BHP pourrait opter pour un retour de cash aux actionnaires

Avec l’échec de la reprise de Potash, le marché anticipe un programme de rachat d’actions, voire la distribution d’un dividende exceptionnel
Bruno de Roulhac

BHP Billiton va devoir changer de stratégie après l’interdiction du rachat de Potash, pour 39 milliards de dollars, par le gouvernement canadien, qui explicitera sa décision début décembre. Même si le groupe anglo-australien dispose d’un délai de 30 jours pour organiser sa défense, le marché ne croit plus en cette opération. D’ailleurs, le titre BHP a rebondi hier de 6,58% à 2.430 pence à Londres, porté par la disparition du risque d’acquisition et d’emprunt. BHP avait obtenu 45 milliards de dollars de prêts en août dernier.

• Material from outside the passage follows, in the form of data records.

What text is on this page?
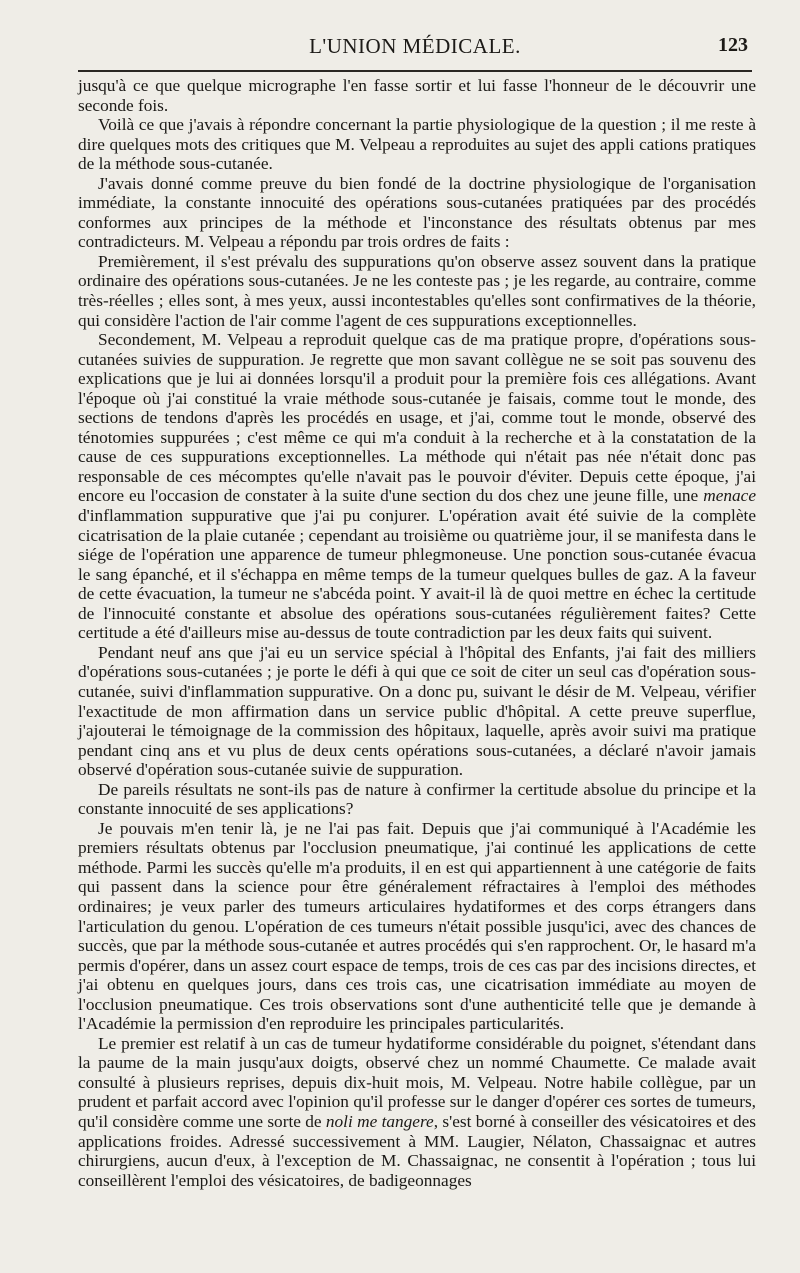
L'UNION MÉDICALE.	123

jusqu'à ce que quelque micrographe l'en fasse sortir et lui fasse l'honneur de le découvrir une seconde fois.

Voilà ce que j'avais à répondre concernant la partie physiologique de la question ; il me reste à dire quelques mots des critiques que M. Velpeau a reproduites au sujet des appli cations pratiques de la méthode sous-cutanée.

J'avais donné comme preuve du bien fondé de la doctrine physiologique de l'organisation immédiate, la constante innocuité des opérations sous-cutanées pratiquées par des procédés conformes aux principes de la méthode et l'inconstance des résultats obtenus par mes contradicteurs. M. Velpeau a répondu par trois ordres de faits :

Premièrement, il s'est prévalu des suppurations qu'on observe assez souvent dans la pratique ordinaire des opérations sous-cutanées. Je ne les conteste pas ; je les regarde, au contraire, comme très-réelles ; elles sont, à mes yeux, aussi incontestables qu'elles sont confirmatives de la théorie, qui considère l'action de l'air comme l'agent de ces suppurations exceptionnelles.

Secondement, M. Velpeau a reproduit quelque cas de ma pratique propre, d'opérations sous-cutanées suivies de suppuration. Je regrette que mon savant collègue ne se soit pas souvenu des explications que je lui ai données lorsqu'il a produit pour la première fois ces allégations. Avant l'époque où j'ai constitué la vraie méthode sous-cutanée je faisais, comme tout le monde, des sections de tendons d'après les procédés en usage, et j'ai, comme tout le monde, observé des ténotomies suppurées ; c'est même ce qui m'a conduit à la recherche et à la constatation de la cause de ces suppurations exceptionnelles. La méthode qui n'était pas née n'était donc pas responsable de ces mécomptes qu'elle n'avait pas le pouvoir d'éviter. Depuis cette époque, j'ai encore eu l'occasion de constater à la suite d'une section du dos chez une jeune fille, une menace d'inflammation suppurative que j'ai pu conjurer. L'opération avait été suivie de la complète cicatrisation de la plaie cutanée ; cependant au troisième ou quatrième jour, il se manifesta dans le siége de l'opération une apparence de tumeur phlegmoneuse. Une ponction sous-cutanée évacua le sang épanché, et il s'échappa en même temps de la tumeur quelques bulles de gaz. A la faveur de cette évacuation, la tumeur ne s'abcéda point. Y avait-il là de quoi mettre en échec la certitude de l'innocuité constante et absolue des opérations sous-cutanées régulièrement faites? Cette certitude a été d'ailleurs mise au-dessus de toute contradiction par les deux faits qui suivent.

Pendant neuf ans que j'ai eu un service spécial à l'hôpital des Enfants, j'ai fait des milliers d'opérations sous-cutanées ; je porte le défi à qui que ce soit de citer un seul cas d'opération sous-cutanée, suivi d'inflammation suppurative. On a donc pu, suivant le désir de M. Velpeau, vérifier l'exactitude de mon affirmation dans un service public d'hôpital. A cette preuve superflue, j'ajouterai le témoignage de la commission des hôpitaux, laquelle, après avoir suivi ma pratique pendant cinq ans et vu plus de deux cents opérations sous-cutanées, a déclaré n'avoir jamais observé d'opération sous-cutanée suivie de suppuration.

De pareils résultats ne sont-ils pas de nature à confirmer la certitude absolue du principe et la constante innocuité de ses applications?

Je pouvais m'en tenir là, je ne l'ai pas fait. Depuis que j'ai communiqué à l'Académie les premiers résultats obtenus par l'occlusion pneumatique, j'ai continué les applications de cette méthode. Parmi les succès qu'elle m'a produits, il en est qui appartiennent à une catégorie de faits qui passent dans la science pour être généralement réfractaires à l'emploi des méthodes ordinaires; je veux parler des tumeurs articulaires hydatiformes et des corps étrangers dans l'articulation du genou. L'opération de ces tumeurs n'était possible jusqu'ici, avec des chances de succès, que par la méthode sous-cutanée et autres procédés qui s'en rapprochent. Or, le hasard m'a permis d'opérer, dans un assez court espace de temps, trois de ces cas par des incisions directes, et j'ai obtenu en quelques jours, dans ces trois cas, une cicatrisation immédiate au moyen de l'occlusion pneumatique. Ces trois observations sont d'une authenticité telle que je demande à l'Académie la permission d'en reproduire les principales particularités.

Le premier est relatif à un cas de tumeur hydatiforme considérable du poignet, s'étendant dans la paume de la main jusqu'aux doigts, observé chez un nommé Chaumette. Ce malade avait consulté à plusieurs reprises, depuis dix-huit mois, M. Velpeau. Notre habile collègue, par un prudent et parfait accord avec l'opinion qu'il professe sur le danger d'opérer ces sortes de tumeurs, qu'il considère comme une sorte de noli me tangere, s'est borné à conseiller des vésicatoires et des applications froides. Adressé successivement à MM. Laugier, Nélaton, Chassaignac et autres chirurgiens, aucun d'eux, à l'exception de M. Chassaignac, ne consentit à l'opération ; tous lui conseillèrent l'emploi des vésicatoires, de badigeonnages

Désormais, le retour de cash aux actionnaires semble l’hypothèse la plus probable. D’ailleurs, l’assemblée générale de BPH plc a récemment renouvelé l’autorisation de rachat de 10% des titres.

Un tel rachat coûterait 22 milliards de dollars et serait relutif de 10% sur le bénéfice par action 2012, ajoute Credit Suisse. Morgan Stanley estime que le groupe pourrait dépenser jusqu’à 25 milliards de dollars en rachat d’actions sur les deux prochaines années. Pour Nomura, le rachat de Potash à 130 dollars par action serait relutif de 2% sur le BPA 2011, tandis qu’un rachat d’action du même montant serait relutif de 22%.

Pour financer ce rachat de titres, BHP dispose de 18 milliards de dollars de cash-flow opérationnel net, et d’un trésor de guerre de l’ordre de 11 milliards (8,4 milliards de trésorerie disponible et 3 milliards de crédit revolving non tiré).

Trois raisons militent pour le rachat d’actions: «d’une part des rendements élevés et un faible risque; nous estimons le taux de rentabilité interne moyen des rachats d’actions de 13% contre moins de 10% pour les fusions-acquisitions et 13% pour les projets greenfield, poursuit Credit Suisse. D’autre part la relution sur les bénéfices, avec une croissance de 6 à 7% des bénéfices par action pour 10% de titres rachetés. Enfin, les investissements pourraient retrouver leur niveau de croissance d’avant la crise, soit environ 50% du cash-flow opérationnel».

Le groupe minier pourrait aussi opter pour la distribution d’un dividende exceptionnel.

Mais comme l’avait déclaré son directeur général, Michael Yeager, en septembre dernier, BHP pourrait aussi utiliser ses réserves de cash pour se renforcer dans le pétrole et dans le gaz. D’aucuns donnent les noms des groupes australiens Woodside Petroleum et Oil Search.